Domestic team information
- 1935–1948: Somerset
- FC debut: 12 June 1935 Somerset v Gloucestershire
- Last FC: 1 July 1948 Somerset v Lancashire

Career statistics
| Competition | First-class |
| Matches | 69 |
| Runs scored | 1,592 |
| Batting average | 15.16 |
| 100s/50s | 0/5 |
| Top score | 83 |
| Balls bowled | 52 |
| Wickets | 0 |
| Bowling average | – |
| 5 wickets in innings | – |
| 10 wickets in match | – |
| Best bowling | – |
| Catches/stumpings | 18/– |
- Source: CricketArchive, 22 September 2008

= John Barnwell (cricketer) =

English cricketer

Charles John Patrick Barnwell (23 June 1914 – 4 September 1998) played first-class cricket for Somerset as an amateur player before and after the Second World War. He was born at Stoke-on-Trent in 1914.

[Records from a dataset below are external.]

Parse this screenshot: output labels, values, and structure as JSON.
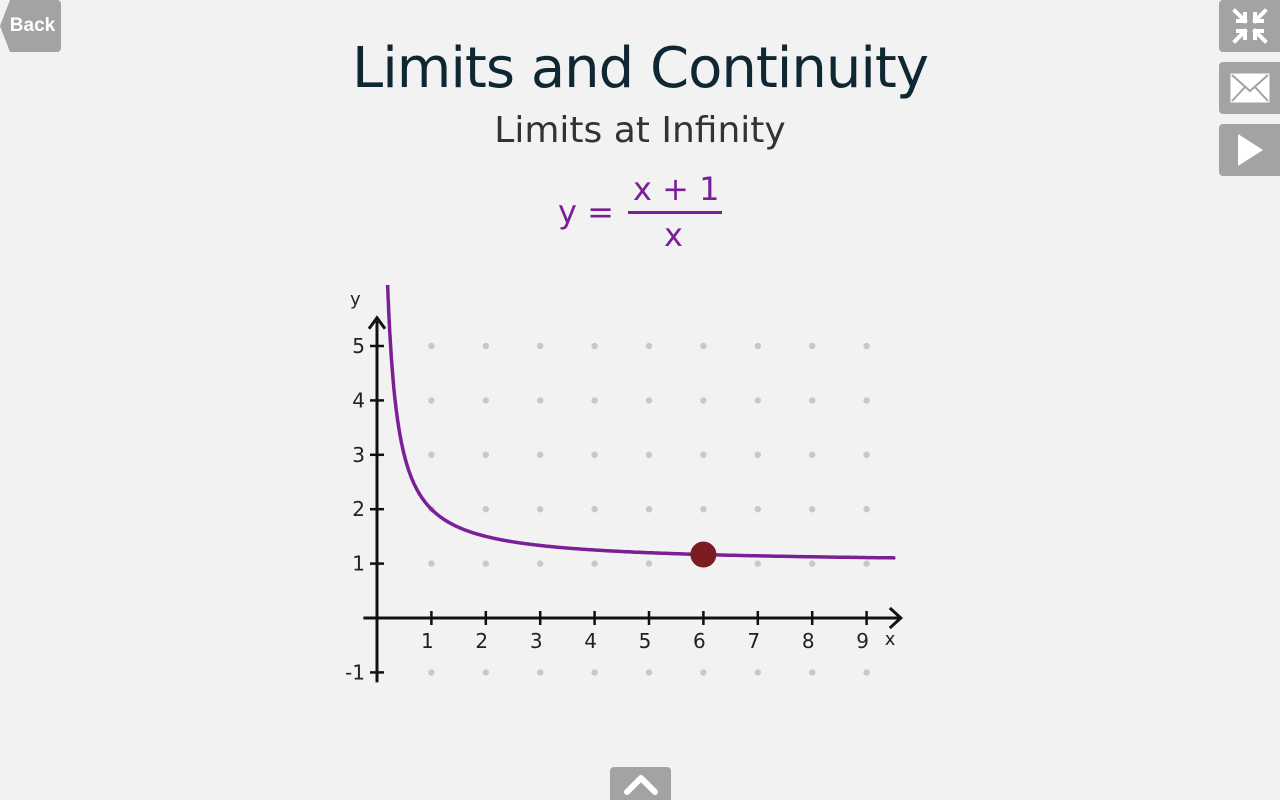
{
  "nav": {
    "back_label": "Back"
  },
  "toolbar": {
    "collapse_icon": "collapse-arrows-icon",
    "mail_icon": "envelope-icon",
    "play_icon": "play-icon",
    "bottom_toggle_icon": "chevron-up-icon"
  },
  "lesson": {
    "title": "Limits and Continuity",
    "subtitle": "Limits at Infinity"
  },
  "formula": {
    "lhs": "y =",
    "numerator": "x + 1",
    "denominator": "x"
  },
  "colors": {
    "curve": "#7a1f96",
    "point": "#7a1c22",
    "buttons": "#a3a3a3",
    "title": "#0f2733"
  },
  "chart_data": {
    "type": "line",
    "function": "y = (x + 1) / x",
    "xlabel": "x",
    "ylabel": "y",
    "xlim": [
      0,
      9.5
    ],
    "ylim": [
      -1,
      5.5
    ],
    "x_ticks": [
      "1",
      "2",
      "3",
      "4",
      "5",
      "6",
      "7",
      "8",
      "9"
    ],
    "y_ticks": [
      "-1",
      "1",
      "2",
      "3",
      "4",
      "5"
    ],
    "grid": "dots",
    "highlight_point": {
      "x": 6,
      "y": 1.1667
    }
  }
}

John Barnwell was a right-handed batsman who, in a team with a large number of all-rounders, frequently batted as low as No 8 or 9 in the order. He sometimes captained the team in the absence of the regular captains Reggie Ingle and Bunty Longrigg. He was also known as a good fielder in the covers.

Educated at Repton, Barnwell first appeared for Somerset in 1935, and played 11 matches the following year, though with a highest score of 38 he made little impact. In 1937, he played only seven games, but passed 50 for the first time with 73 in the match against Gloucestershire at Taunton.

In 1938 and 1939, and again in the first post-war season of 1946, Barnwell appeared in more than half Somerset's first-class matches, although he failed to top 400 runs in any season. In 1938, batting at No 9, he made an unbeaten 49 and shared a partnership for the eighth wicket of 143 with Longrigg which was a county record until beaten by Viv Richards and Ian Botham in 1983. His best season was 1939, when he made 396 runs, including his career-best of 83 against Hampshire at Taunton.

After the 1946 season, Barnwell was allegedly offered the captaincy of Somerset, but turned it down, and appeared for the county only once more, in 1948.

His career outside cricket was as a farmer, breeding silver foxes for the fur trade. According to another account by the same author, he "personified the 'old school', a debonair amateur... Rightly proud of his nimbleness in the covers and the four boundaries in a row he once audaciously took off Voce at Trent Bridge."

His nephew, Michael Barnwell, played cricket for Cambridge University, Somerset and Eastern Province in the 1960s and 1970s. He died at Fivehead in Somerset in 1998.